Semantic memory is the portion of long term memory which is concerned with ideas, meanings, and concepts which are not related to personal experiences. Together with episodic memory, it makes up the section of the long term memory known as declarative memory. The long term memory also includes procedural memory, which is the memory of how to do things. These three different kinds of long term memory all interact with each other to allow people to do everything from reading a book to flying a space shuttle.
This type of memory is concerned with independent facts, such as what a refrigerator is, along with concepts which may be more difficult to define. By contrast, episodic memory involves events of personal relevance, such as the name of the next door neighbor's child. An example of semantic memory would be a discussion with someone in which he or she mentions owning a cat. Rather than recalling a specific episodic memory of a cat, someone can pull up the semantic definition of a cat to understand what the other person is talking about.

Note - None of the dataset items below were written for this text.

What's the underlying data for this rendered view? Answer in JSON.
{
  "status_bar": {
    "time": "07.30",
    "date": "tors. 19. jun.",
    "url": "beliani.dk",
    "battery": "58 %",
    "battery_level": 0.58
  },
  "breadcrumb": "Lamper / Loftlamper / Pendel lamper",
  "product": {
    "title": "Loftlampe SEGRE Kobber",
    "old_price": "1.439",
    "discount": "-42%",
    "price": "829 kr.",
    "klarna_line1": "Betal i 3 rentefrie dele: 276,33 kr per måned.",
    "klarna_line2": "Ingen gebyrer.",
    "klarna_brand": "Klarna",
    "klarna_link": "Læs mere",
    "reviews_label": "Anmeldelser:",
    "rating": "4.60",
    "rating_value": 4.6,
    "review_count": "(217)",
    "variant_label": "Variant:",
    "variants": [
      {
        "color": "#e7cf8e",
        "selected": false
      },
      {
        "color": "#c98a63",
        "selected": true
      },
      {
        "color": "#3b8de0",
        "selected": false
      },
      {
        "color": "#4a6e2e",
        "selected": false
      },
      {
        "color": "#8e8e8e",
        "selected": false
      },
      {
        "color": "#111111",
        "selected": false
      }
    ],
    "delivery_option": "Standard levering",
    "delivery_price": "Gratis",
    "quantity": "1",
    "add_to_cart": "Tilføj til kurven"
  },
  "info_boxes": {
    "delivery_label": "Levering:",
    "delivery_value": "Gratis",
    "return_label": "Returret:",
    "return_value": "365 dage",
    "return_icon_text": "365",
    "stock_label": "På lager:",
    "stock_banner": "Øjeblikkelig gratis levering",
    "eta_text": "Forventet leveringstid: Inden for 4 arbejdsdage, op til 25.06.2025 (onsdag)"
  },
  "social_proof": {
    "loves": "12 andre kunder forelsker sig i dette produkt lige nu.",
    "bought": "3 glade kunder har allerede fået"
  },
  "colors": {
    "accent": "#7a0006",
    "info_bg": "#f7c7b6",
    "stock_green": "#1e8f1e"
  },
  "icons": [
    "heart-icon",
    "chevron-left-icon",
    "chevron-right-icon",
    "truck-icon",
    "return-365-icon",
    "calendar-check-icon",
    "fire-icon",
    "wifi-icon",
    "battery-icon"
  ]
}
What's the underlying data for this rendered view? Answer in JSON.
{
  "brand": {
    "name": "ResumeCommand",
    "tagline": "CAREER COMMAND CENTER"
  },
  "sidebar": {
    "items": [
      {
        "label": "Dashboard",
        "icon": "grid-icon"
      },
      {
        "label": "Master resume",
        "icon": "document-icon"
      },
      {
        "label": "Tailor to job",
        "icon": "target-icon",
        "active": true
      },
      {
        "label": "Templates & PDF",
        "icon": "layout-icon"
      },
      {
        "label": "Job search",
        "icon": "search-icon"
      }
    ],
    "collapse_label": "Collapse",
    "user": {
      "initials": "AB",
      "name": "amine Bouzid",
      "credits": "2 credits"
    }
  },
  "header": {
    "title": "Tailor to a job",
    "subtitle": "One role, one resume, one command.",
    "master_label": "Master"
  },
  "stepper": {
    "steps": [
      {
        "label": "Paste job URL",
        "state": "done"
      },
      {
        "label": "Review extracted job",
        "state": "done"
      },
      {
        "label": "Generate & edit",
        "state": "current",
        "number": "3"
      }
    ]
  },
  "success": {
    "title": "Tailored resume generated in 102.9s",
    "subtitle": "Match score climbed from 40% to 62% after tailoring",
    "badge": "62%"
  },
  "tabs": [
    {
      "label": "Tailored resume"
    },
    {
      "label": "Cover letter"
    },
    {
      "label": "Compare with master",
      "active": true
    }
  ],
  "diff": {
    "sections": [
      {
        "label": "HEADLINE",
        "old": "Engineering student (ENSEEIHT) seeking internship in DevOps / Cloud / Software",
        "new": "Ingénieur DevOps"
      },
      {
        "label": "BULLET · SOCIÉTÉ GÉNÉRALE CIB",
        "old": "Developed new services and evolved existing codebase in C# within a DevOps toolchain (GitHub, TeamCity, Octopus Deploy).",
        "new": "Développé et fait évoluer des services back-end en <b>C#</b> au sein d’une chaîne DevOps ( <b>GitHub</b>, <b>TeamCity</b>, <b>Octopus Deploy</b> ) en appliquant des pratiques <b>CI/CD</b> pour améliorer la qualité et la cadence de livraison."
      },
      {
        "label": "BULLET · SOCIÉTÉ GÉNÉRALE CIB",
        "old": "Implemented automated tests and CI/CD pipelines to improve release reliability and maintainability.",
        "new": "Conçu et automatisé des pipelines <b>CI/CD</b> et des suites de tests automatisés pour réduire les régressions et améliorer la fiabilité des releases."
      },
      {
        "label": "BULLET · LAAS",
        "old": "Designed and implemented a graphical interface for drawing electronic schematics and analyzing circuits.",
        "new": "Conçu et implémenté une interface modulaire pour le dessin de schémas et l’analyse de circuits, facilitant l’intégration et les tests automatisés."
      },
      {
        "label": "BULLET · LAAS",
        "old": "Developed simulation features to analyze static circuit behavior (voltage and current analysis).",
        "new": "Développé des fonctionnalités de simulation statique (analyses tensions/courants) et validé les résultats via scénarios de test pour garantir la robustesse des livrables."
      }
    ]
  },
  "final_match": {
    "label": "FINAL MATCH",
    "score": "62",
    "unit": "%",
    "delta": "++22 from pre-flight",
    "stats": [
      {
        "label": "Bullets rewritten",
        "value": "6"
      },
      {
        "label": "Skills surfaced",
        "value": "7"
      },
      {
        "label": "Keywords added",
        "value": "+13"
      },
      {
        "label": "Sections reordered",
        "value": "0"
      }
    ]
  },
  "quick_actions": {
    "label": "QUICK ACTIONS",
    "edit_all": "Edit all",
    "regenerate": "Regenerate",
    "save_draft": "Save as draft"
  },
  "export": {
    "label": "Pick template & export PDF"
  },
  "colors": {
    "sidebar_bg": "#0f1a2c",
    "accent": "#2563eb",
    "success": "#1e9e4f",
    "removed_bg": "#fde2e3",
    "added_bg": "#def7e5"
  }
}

It may take several exposures to an idea or concept for a definition to stick in the semantic memory. This type of memory can also become confused during the early stages of learning, as for example when someone struggles to understand that two radically different styles of chair are both considered chairs, while also grasping the difference between a chair and a bench. This type of memory is especially active in childhood, as children are constantly encountering new concepts which must be defined and filed away in the semantic memory.
Semantic memory also plays a role in many human activities. For example, procedural memory provides information about how to read a newspaper, but it is semantic memory which remembers what the different letters mean, and how they link together into words. It also allows a reader to understand written communications in multiple fonts, since the brain understands the concept of a letter, rather than a specific example of a letter.
People are constantly using the information stored away in their long term memory to deal with a wide variety of situations, from totally new situations like learning how to fly a plane to routine events like taking a shower. Damage to any part of the memory can cause confusion and distress, as the brain may have difficulty contextualizing an activity or event without assistance from the long term memory.